Thanks for your help - let's kick that funding into high gear and get thi great game (and expansion) into our hot little hands!

Wednesday, September 02, 2015

Odysseus is closing in on Ithaca!

I posted about a recent 5p test with my newfound playtest group, and since then I've gotten Winds of Fate to the table twice: with 4 players at Unpub Mini Az, and with 5 again last night.

Outcomes and the Death Spiral

For some reason - and I'm not 100% sure why - in both of those games the death spiral didn't occur, and in fact the Unpub game ended with a Safe Return, and in 2 different rounds last night Odysseus almost made it home as well. I changed the rule to be that after encountering a face down tile, the gods decide which direction Odysseus will go, but in neither case did that really come up. Perhaps players weren't driving him towards a death spiral - that could have contributed to the difference.

God Tiles

The god tiles seemed to have more of an impact in these last games as well, which is good. I think doubling up on their number was a good choice. In the next test I might reverse the scoring such that you get 2/6/12/20vp for having 1/2/3/4 DIFFERENT god tiles (rather than matching tiles). That way you get better score for diversifying, but you get stronger effects by specializing (like if you have 3 Hades tiles, you can kill off a lot of crew).

I'm also considering making Zeus "wild" and therefore trigger for EACH event (kill crew with Hades, revive crew with Dionysus, draw cards with Hermes) - but I'm not sure about that. I guess it would only matter for the players who get the Zeus tiles at Troy (first round), which might reward luck of the draw a bit.

Game Length

Both of these two playtests went very well, and the players all liked the game. The 4 player game took about an hour and a half, and the 5 player game took about 2 hours. Any longer and I think it would have been too long, but neither game seemed to overstay its welcome.
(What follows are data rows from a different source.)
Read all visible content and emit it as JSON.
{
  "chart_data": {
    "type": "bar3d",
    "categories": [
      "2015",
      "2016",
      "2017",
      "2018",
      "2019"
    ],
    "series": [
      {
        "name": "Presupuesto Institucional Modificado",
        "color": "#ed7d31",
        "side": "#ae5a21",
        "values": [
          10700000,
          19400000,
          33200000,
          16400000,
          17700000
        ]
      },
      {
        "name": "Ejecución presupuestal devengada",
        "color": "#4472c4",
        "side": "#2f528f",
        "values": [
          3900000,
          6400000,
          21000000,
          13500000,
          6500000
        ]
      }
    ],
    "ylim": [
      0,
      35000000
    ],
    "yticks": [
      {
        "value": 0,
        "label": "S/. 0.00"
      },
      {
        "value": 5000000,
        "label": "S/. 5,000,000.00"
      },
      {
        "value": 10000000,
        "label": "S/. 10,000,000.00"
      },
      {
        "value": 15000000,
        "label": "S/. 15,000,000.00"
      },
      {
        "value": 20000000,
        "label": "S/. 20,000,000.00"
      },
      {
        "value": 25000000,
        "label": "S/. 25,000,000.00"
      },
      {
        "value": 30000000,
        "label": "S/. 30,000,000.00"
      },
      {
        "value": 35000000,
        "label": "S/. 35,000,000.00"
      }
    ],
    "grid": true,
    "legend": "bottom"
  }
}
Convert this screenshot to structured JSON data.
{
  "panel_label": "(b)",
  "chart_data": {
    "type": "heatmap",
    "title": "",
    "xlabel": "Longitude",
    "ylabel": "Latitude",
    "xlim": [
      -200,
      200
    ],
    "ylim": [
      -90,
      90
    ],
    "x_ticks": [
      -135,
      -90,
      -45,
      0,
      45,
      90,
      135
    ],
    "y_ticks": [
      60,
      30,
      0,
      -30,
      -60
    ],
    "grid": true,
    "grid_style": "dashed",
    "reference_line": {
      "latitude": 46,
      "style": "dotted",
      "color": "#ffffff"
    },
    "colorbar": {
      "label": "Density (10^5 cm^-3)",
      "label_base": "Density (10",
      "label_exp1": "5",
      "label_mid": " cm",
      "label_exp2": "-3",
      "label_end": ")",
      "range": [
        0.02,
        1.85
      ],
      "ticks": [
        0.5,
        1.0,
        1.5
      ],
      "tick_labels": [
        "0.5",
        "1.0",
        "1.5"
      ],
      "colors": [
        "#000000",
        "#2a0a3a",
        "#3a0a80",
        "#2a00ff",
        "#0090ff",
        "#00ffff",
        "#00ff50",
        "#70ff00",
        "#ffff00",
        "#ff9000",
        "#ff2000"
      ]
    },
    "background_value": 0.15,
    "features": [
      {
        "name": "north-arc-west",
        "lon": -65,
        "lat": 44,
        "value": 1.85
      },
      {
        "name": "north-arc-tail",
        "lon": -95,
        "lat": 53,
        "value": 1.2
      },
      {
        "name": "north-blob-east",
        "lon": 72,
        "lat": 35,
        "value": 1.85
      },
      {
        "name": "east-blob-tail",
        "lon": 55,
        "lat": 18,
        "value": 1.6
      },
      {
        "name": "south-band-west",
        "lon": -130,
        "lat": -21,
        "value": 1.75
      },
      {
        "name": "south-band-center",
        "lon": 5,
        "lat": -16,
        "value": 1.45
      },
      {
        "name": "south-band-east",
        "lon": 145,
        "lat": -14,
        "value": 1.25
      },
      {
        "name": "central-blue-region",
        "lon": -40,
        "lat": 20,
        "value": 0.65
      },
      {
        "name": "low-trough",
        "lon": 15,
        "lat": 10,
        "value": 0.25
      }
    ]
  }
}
Reward + Consolation Reverse Turn Order

In both of those games I awarded both a Reward Tile and the Consolation when players passed, and that worked very well. I forgot at Unpub, but last night I awarded 1 additional card if you passed without having played any cards, and that worked, but I think I'll skip it from now on I don't think it's really necessary, it's an extra rule, and I don't like the idea of encouraging people to NOT play cards.

As for the number of rounds, last night they played through 7 rounds. At Unpub I think it was 6. In most cases it seems like maybe it's too easy to push the game toward round 12 with all the ways to advance the round marker. This may mean that Stranded is an easy outcome to bet on, or to make happen. I don't like that. I'm going to try changing the "advance round marker" action provided by one Reward tile and one card in each deck changed to "move the round marker up to 1 space in either direction."

Timeline and Destiny Rewards

I've been using the "add 1 cube per player, and then divide all cubes between qualifying shares" format, and it has worked alright, but it's complicated to explain and it involves more math than it should to resolve. For the Timeline bet I think I'll go back to a static pool of VPs. I used to use 30vp, which seemed to work, but maybe scaling it for player count would be better. So I might try 5vp/player, or 15/20/25vp for 3/4/5 players.

For the Destiny reward I might do the same thing, but for the next test I'll try something a little different... I am thinking that players could take a Destiny action each round when they place their Path bet (so you place 2 cubes, not just 1), and then at the end of the game the player with the most cubes on the correct outcome gets a bonus (a Zeus tile), and then players simply gather up their cubes from the correct outcome. I figure games will last about 6-8 rounds, so if you pick an outcome and stick with it every turn, and it turns out to be correct, then you'll score 12-16 points, plus maybe a bonus worth 2, 4, 6, or 8 points.

Next Playtest

I'm looking forward to getting this to the table again soon. I am going to a game store tomorrow night, but I don't know if anyone there will want to play O:WoF, but I'm also going to the Strategicon game convention in L.A. this weekend, and I'm sure I'll be able to drum up a playtest there. I can't wait to see these last few things tighten up!